A log metric filter and alert should exist for project ownership assignments/changes

Description

To prevent unnecessary project ownership assignments to users/service-accounts and further misuses of projects and resources, all role/owner assignments should be monitored. Members (users/service-accounts) with a role assignment that maps to the role/owner role are project owners. The project owner role includes the following privileges for the projects to which the role belongs:

- All viewer permissions on all GCP services within the project.
- Permissions for actions that modify the state of all GCP services within
the project.
- Manage roles and permissions for a project and all resources within the
project.
- Project billing setup.

Granting the owner role to a member (user/service-account) will enable that user to modify the Identity and Access Management (IAM) policy. Because the IAM policy contains sensitive access control data, the owner role should be restricted to users that require access to manage the policy. Having a minimal set of users allowed to manage the IAM policy will simplify any auditing that may be necessary.

Rationale

To avoid misuse of project resources, the project ownership assignment/change actions mentioned above should be monitored and alerts sent to stakeholders when the following actions occur:

- A project ownership invite is sent.
- A use accepts or rejects a project ownership invite.
- `role\Owner` is added to a user/service-account.
- A user/Service account is removed from `role\Owner`.

Impact

If you enable logging, your project may be charged for additional logs usage.

Remediation

From the console

Create the prescribed log metric

  1. On the Log-based Metrics page, click CREATE METRIC.
  2. Click the arrow to the right of the search-filter box and select Convert to Advanced Filter.
  3. Replace any existing text with the following:
    (protoPayload.serviceName="cloudresourcemanager.googleapis.com")
    AND (ProjectOwnership OR projectOwnerInvitee)
    OR (protoPayload.serviceData.policyDelta.bindingDeltas.action="REMOVE"
    AND protoPayload.serviceData.policyDelta.bindingDeltas.role="roles/owner")
    OR (protoPayload.serviceData.policyDelta.bindingDeltas.action="ADD"
    AND protoPayload.serviceData.policyDelta.bindingDeltas.role="roles/owner")
    
  4. Click Submit Filter to update the logs displayed on the page.
  5. In the Metric Editor, fill out the name field.

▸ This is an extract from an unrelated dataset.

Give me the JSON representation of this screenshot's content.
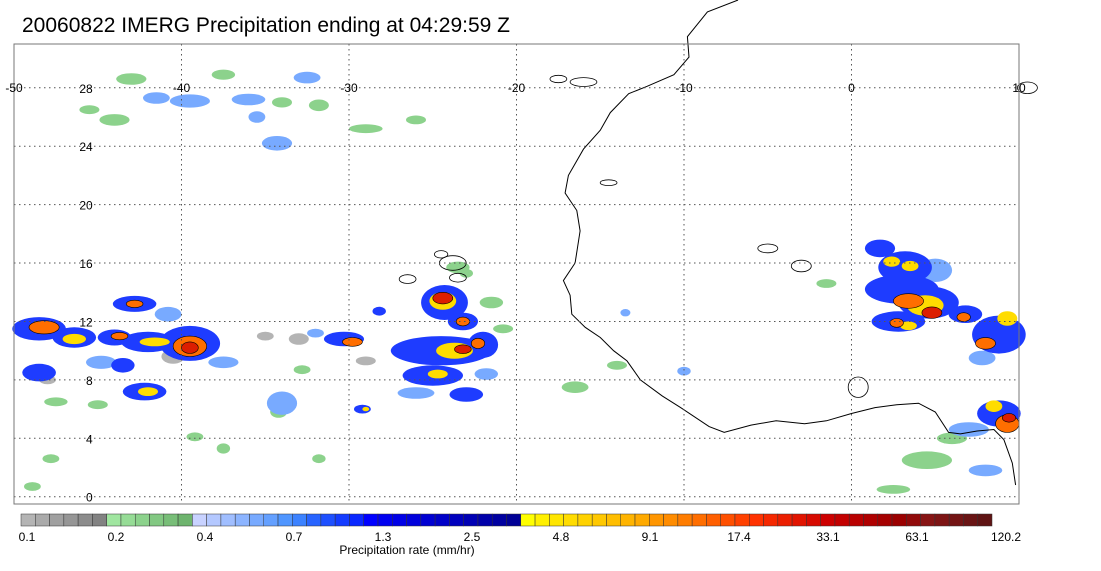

Set Units to 1 (default) and the Type to Counter. This ensures that the log metric counts the number of log entries matching the advanced logs query.
  6. Click Create Metric.

Create a prescribed alert policy

  1. Locate the newly created metric under the section User-defined Metrics.
  2. Click the vertical ellipsis and select Create alert from Metric.
  3. Fill out the alert policy configuration and click Save. Choose the alerting threshold and configuration that makes sense for the user’s organization, for example, a threshold of zero(0) for the most recent value will ensure that a notification is triggered for every owner change in the project:
    Set `Aggregator` to `Count`
    Set `Configuration`:
    - Condition: above
    - Threshold: 0
    - For: most recent value
    
  4. Configure the desired notifications channels in the Notifications section.
  5. Name the policy and click Save.

From the command line

Create a prescribed log metric

To create a prescribed log metric, run the following command: gcloud beta logging metrics create

Create a prescribed alert policy

To create a prescribed alert policy, run the following command: gcloud alpha monitoring policies create

References

  1. https://cloud.google.com/logging/docs/logs-based-metrics/
  2. https://cloud.google.com/monitoring/custom-metrics/
  3. https://cloud.google.com/monitoring/alerts/
  4. https://cloud.google.com/logging/docs/reference/tools/gcloud-logging

Additional Information

  1. Project ownership assignments for a user cannot be done using the gcloud utility as assigning project ownership requires sending an invitation to the user, which the user must then accept.
  2. Invites are not sent for SetIAMPolicy to role/owner as this action is directly performed on service accounts.